Enhanced energy storage and charge-discharge capability of (1-x)K0.5Na0.5NbO3 - xSr(Zn1/3Nb2/3)O3 ceramics

With high power density and energy storage density, lead-free ceramics are urgently needed for the pulsed power capacitors. Here, we adopted grain size engineering strategy, to develop a series of (1 - x)K0.5Na0.5NbO3 - xSr(Zn1/3Nb2/3)O-3 [(1 - x)KNN - xSZN] lead-free relaxor ferroelectric ceramics with both high recoverable energy storage density (W-rec) and charge-discharge properties. The heterovalent occupation of the A/B-site hinders ferroelectric ordering and form polar nanodomains regions (PNRs), results in the relaxor characteristics and submicron scale grain synergistically contribute to the high energy storage density (W), approximately of 6.8 J cm(-3), and W-rec, approximately of 2.75 J cm(-3) for 0.92KNN-0.08SZN ceramics under fairly low applied electrical field (220 kV cm(-1)).

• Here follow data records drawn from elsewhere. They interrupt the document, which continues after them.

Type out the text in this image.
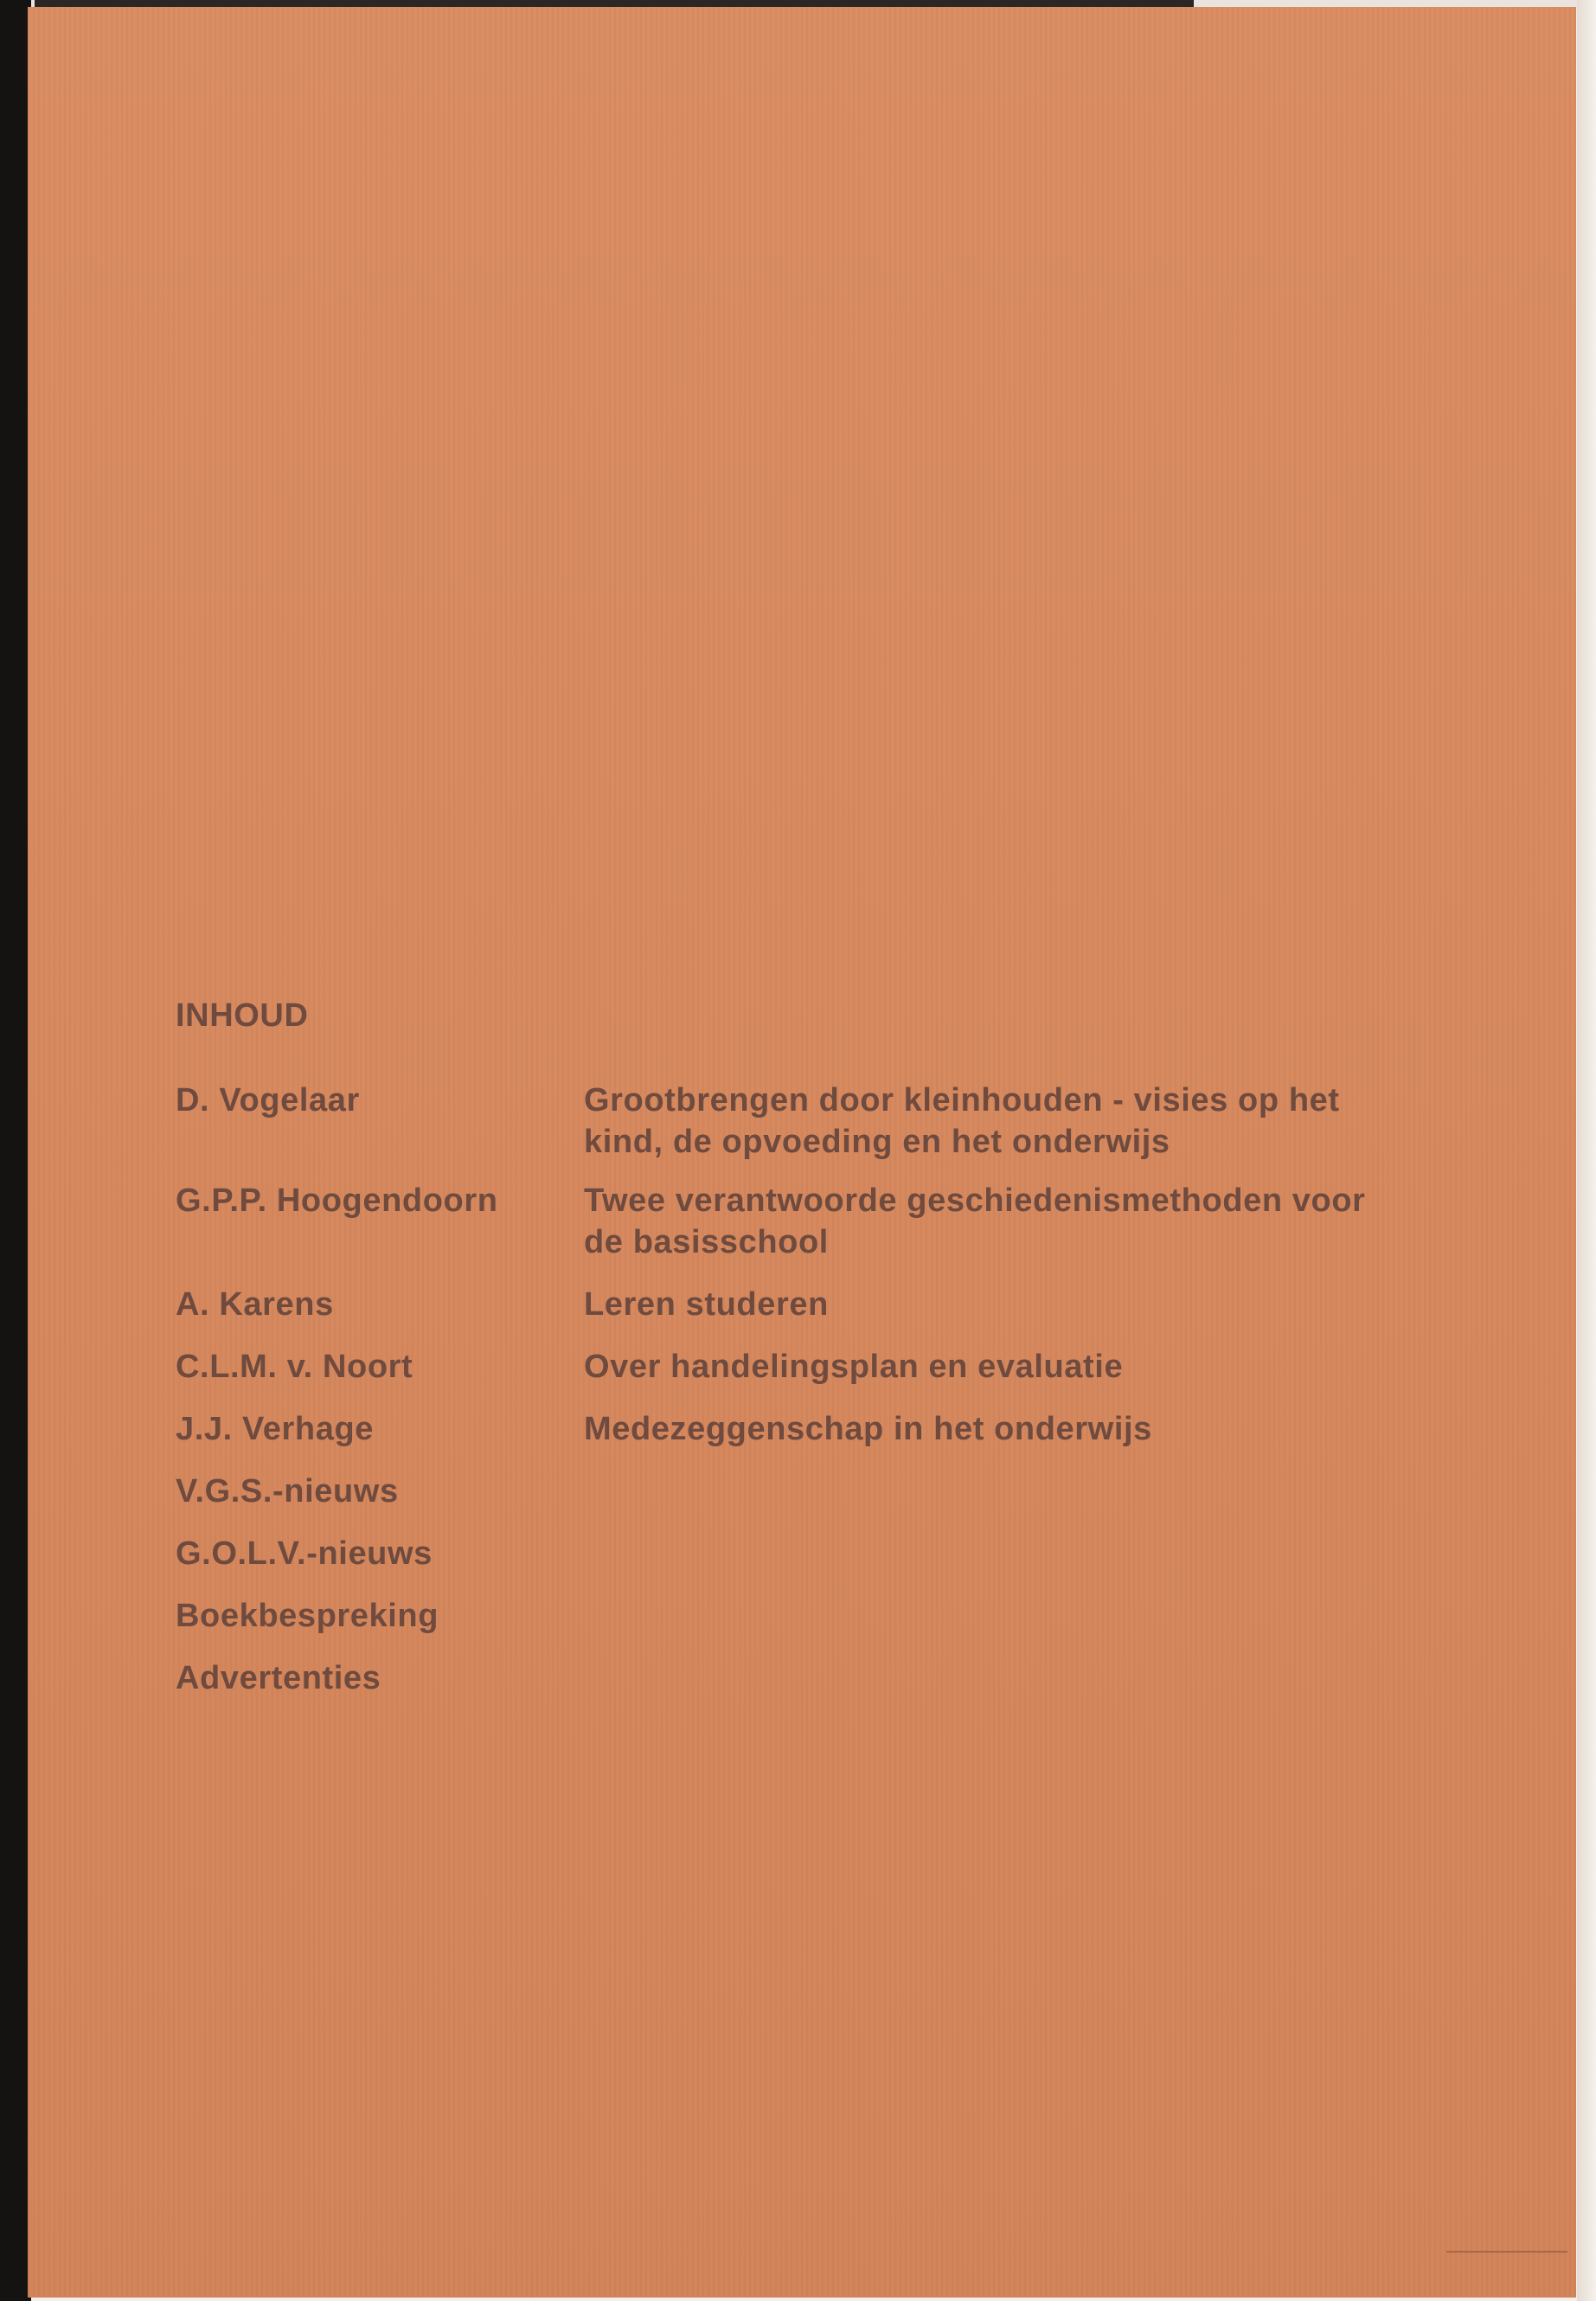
INHOUD
D. Vogelaar	Grootbrengen door kleinhouden - visies op het
kind, de opvoeding en het onderwijs
G.P.P. Hoogendoorn	Twee verantwoorde geschiedenismethoden voor
de basisschool
A. Karens	Leren studeren
C.L.M. v. Noort	Over handelingsplan en evaluatie
J.J. Verhage	Medezeggenschap in het onderwijs
V.G.S.-nieuws
G.O.L.V.-nieuws
Boekbespreking
Advertenties
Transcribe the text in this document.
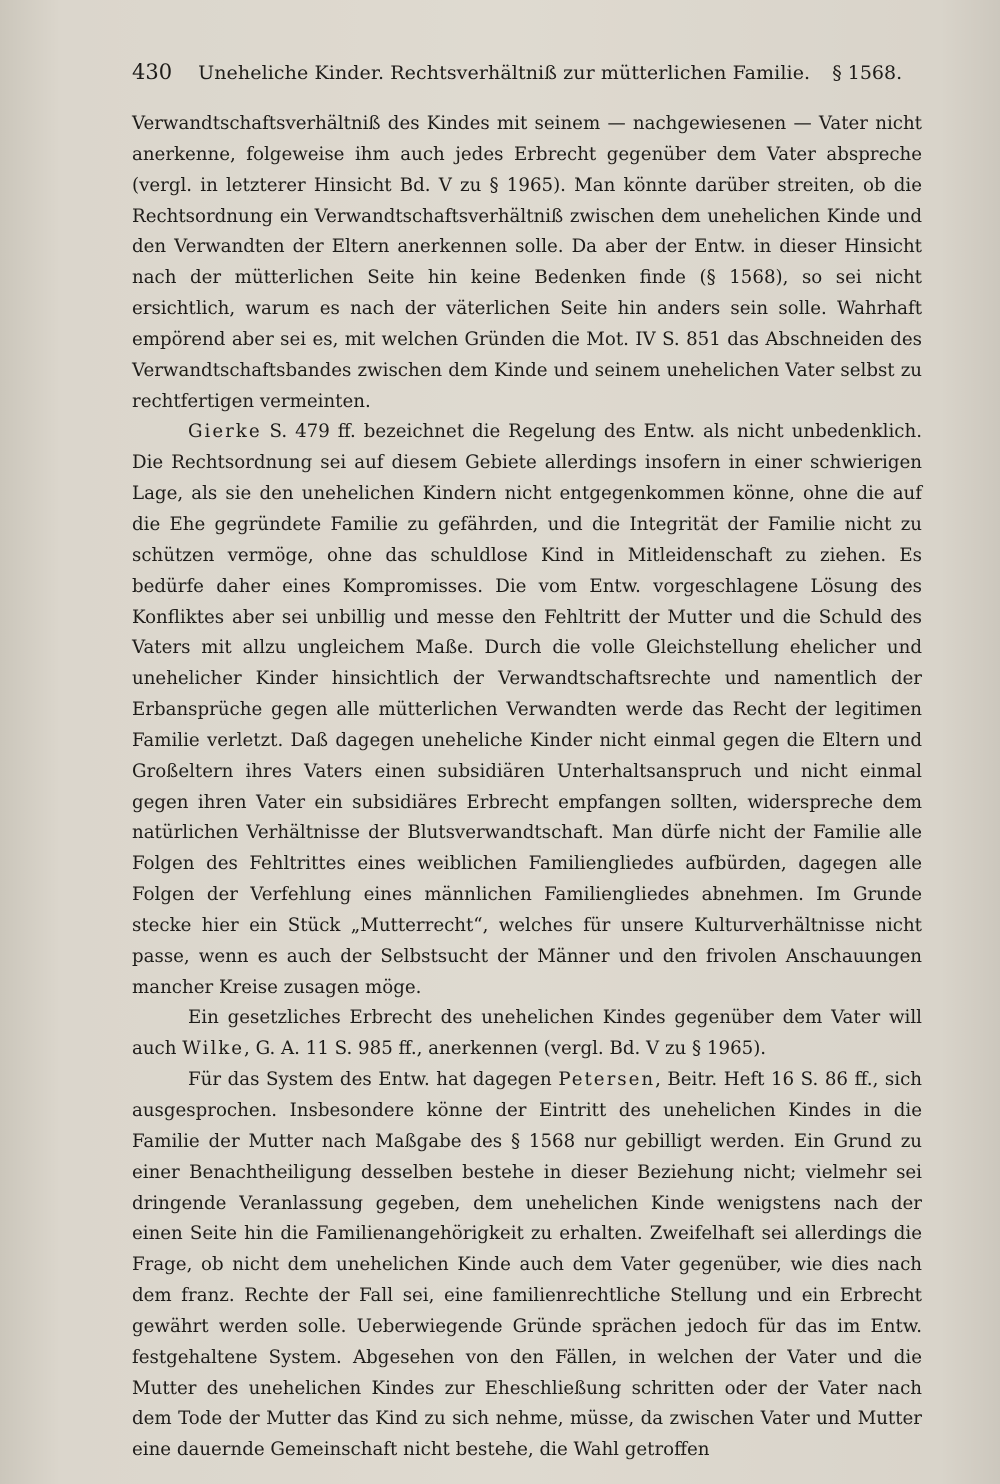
430 Uneheliche Kinder. Rechtsverhältniß zur mütterlichen Familie. § 1568.

Verwandtschaftsverhältniß des Kindes mit seinem — nachgewiesenen — Vater nicht anerkenne, folgeweise ihm auch jedes Erbrecht gegenüber dem Vater abspreche (vergl. in letzterer Hinsicht Bd. V zu § 1965). Man könnte darüber streiten, ob die Rechtsordnung ein Verwandtschaftsverhältniß zwischen dem unehelichen Kinde und den Verwandten der Eltern anerkennen solle. Da aber der Entw. in dieser Hinsicht nach der mütterlichen Seite hin keine Bedenken finde (§ 1568), so sei nicht ersichtlich, warum es nach der väterlichen Seite hin anders sein solle. Wahrhaft empörend aber sei es, mit welchen Gründen die Mot. IV S. 851 das Abschneiden des Verwandtschaftsbandes zwischen dem Kinde und seinem unehelichen Vater selbst zu rechtfertigen vermeinten.

Gierke S. 479 ff. bezeichnet die Regelung des Entw. als nicht unbedenklich. Die Rechtsordnung sei auf diesem Gebiete allerdings insofern in einer schwierigen Lage, als sie den unehelichen Kindern nicht entgegenkommen könne, ohne die auf die Ehe gegründete Familie zu gefährden, und die Integrität der Familie nicht zu schützen vermöge, ohne das schuldlose Kind in Mitleidenschaft zu ziehen. Es bedürfe daher eines Kompromisses. Die vom Entw. vorgeschlagene Lösung des Konfliktes aber sei unbillig und messe den Fehltritt der Mutter und die Schuld des Vaters mit allzu ungleichem Maße. Durch die volle Gleichstellung ehelicher und unehelicher Kinder hinsichtlich der Verwandtschaftsrechte und namentlich der Erbansprüche gegen alle mütterlichen Verwandten werde das Recht der legitimen Familie verletzt. Daß dagegen uneheliche Kinder nicht einmal gegen die Eltern und Großeltern ihres Vaters einen subsidiären Unterhaltsanspruch und nicht einmal gegen ihren Vater ein subsidiäres Erbrecht empfangen sollten, widerspreche dem natürlichen Verhältnisse der Blutsverwandtschaft. Man dürfe nicht der Familie alle Folgen des Fehltrittes eines weiblichen Familiengliedes aufbürden, dagegen alle Folgen der Verfehlung eines männlichen Familiengliedes abnehmen. Im Grunde stecke hier ein Stück „Mutterrecht“, welches für unsere Kulturverhältnisse nicht passe, wenn es auch der Selbstsucht der Männer und den frivolen Anschauungen mancher Kreise zusagen möge.

Ein gesetzliches Erbrecht des unehelichen Kindes gegenüber dem Vater will auch Wilke, G. A. 11 S. 985 ff., anerkennen (vergl. Bd. V zu § 1965).

Für das System des Entw. hat dagegen Petersen, Beitr. Heft 16 S. 86 ff., sich ausgesprochen. Insbesondere könne der Eintritt des unehelichen Kindes in die Familie der Mutter nach Maßgabe des § 1568 nur gebilligt werden. Ein Grund zu einer Benachtheiligung desselben bestehe in dieser Beziehung nicht; vielmehr sei dringende Veranlassung gegeben, dem unehelichen Kinde wenigstens nach der einen Seite hin die Familienangehörigkeit zu erhalten. Zweifelhaft sei allerdings die Frage, ob nicht dem unehelichen Kinde auch dem Vater gegenüber, wie dies nach dem franz. Rechte der Fall sei, eine familienrechtliche Stellung und ein Erbrecht gewährt werden solle. Ueberwiegende Gründe sprächen jedoch für das im Entw. festgehaltene System. Abgesehen von den Fällen, in welchen der Vater und die Mutter des unehelichen Kindes zur Eheschließung schritten oder der Vater nach dem Tode der Mutter das Kind zu sich nehme, müsse, da zwischen Vater und Mutter eine dauernde Gemeinschaft nicht bestehe, die Wahl getroffen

Satisfactorily, current density (C-D) and power density (P-D) of 0.92KNN-0.08SZN ceramics reached 2197 A cm(-2) and 208.7 MW cm(-3), which is exceeds the most of the value ever reported for relaxors FEs. Moreover, it also possesses a high discharge energy density, approximately of 2.2 J cm(-3) which remaining steady over a wide range of 20-130 degrees C under 170 kV cm(-1). Results demonstrate that KNN-SZN ceramics not only accelerate the developing of pulsed power devices owing to their high energy storage and superior discharge capability at wider temperature, but also provide a counsel for fostering other KNN-based energy storage ceramics.